Chevron and Exxon Significantly Scale Back Capital Expenditure Plans
Investment Plans Revised Amid Forecasted Weak Oil Prices
[Asia Economy Reporter Naju-seok] The American oil company Chevron has significantly cut its medium- and short-term capital expenditure plans. This move was explained as a reflection of the worsened market conditions following the outbreak of the novel coronavirus disease (COVID-19). By lowering its medium-term capital expenditure plans based on oil price forecasts, it suggests that difficulties in the oil industry will persist for some time.

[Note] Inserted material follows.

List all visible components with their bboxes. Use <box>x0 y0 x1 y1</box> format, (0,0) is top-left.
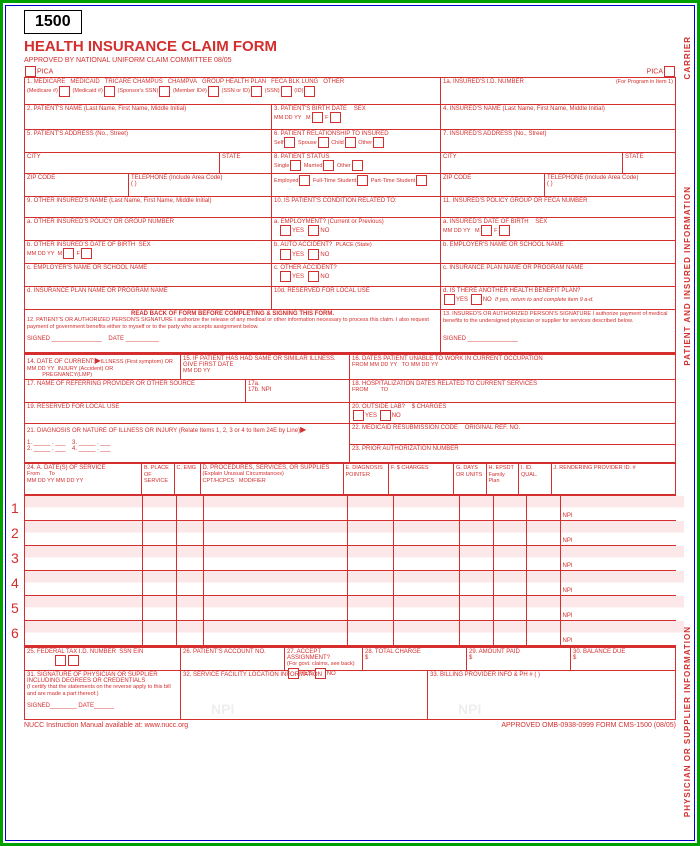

According to U.S. media on the 3rd (local time), Chevron plans to invest $14 billion (15.28 trillion KRW) in capital expenditures next year and intends to keep investments below $16 billion until 2025. This is significantly lower than the investment plans before COVID-19. Previously, Chevron had announced plans to invest $19 billion in capital expenditures next year and $22 billion by 2024.
Earlier, ExxonMobil also announced plans to drastically cut capital expenditures. On the 30th of last month, ExxonMobil revealed plans to invest $19 billion in capital expenditures next year and outlined a capital expenditure plan ranging from $20 billion to $25 billion annually from 2022 to 2025. This represents a significant retreat from its earlier business plan, which had pledged investments exceeding $30 billion by 2025.
Pierre Breber, Chevron's Chief Financial Officer (CFO), mentioned that the reduction in capital expenditure plans is related to lowered oil price forecasts over the next five years. CFO Breber explained, "(The reduction in capital expenditures) reflects the expectation that the oil industry will underperform compared to other investment opportunities."
The Wall Street Journal (WSJ) reported that by some measures, the energy sector has suffered more damage this year than any other sector of the U.S. economy. Many companies have already filed for bankruptcy protection, corporate market values have declined, and large-scale restructuring has taken place. The fact that Chevron and ExxonMobil have drastically cut capital expenditures means that the business outlook for various oil-related companies in the U.S. will also be reduced.
Meanwhile, Chevron also stated that it will prioritize cash flow towards dividends.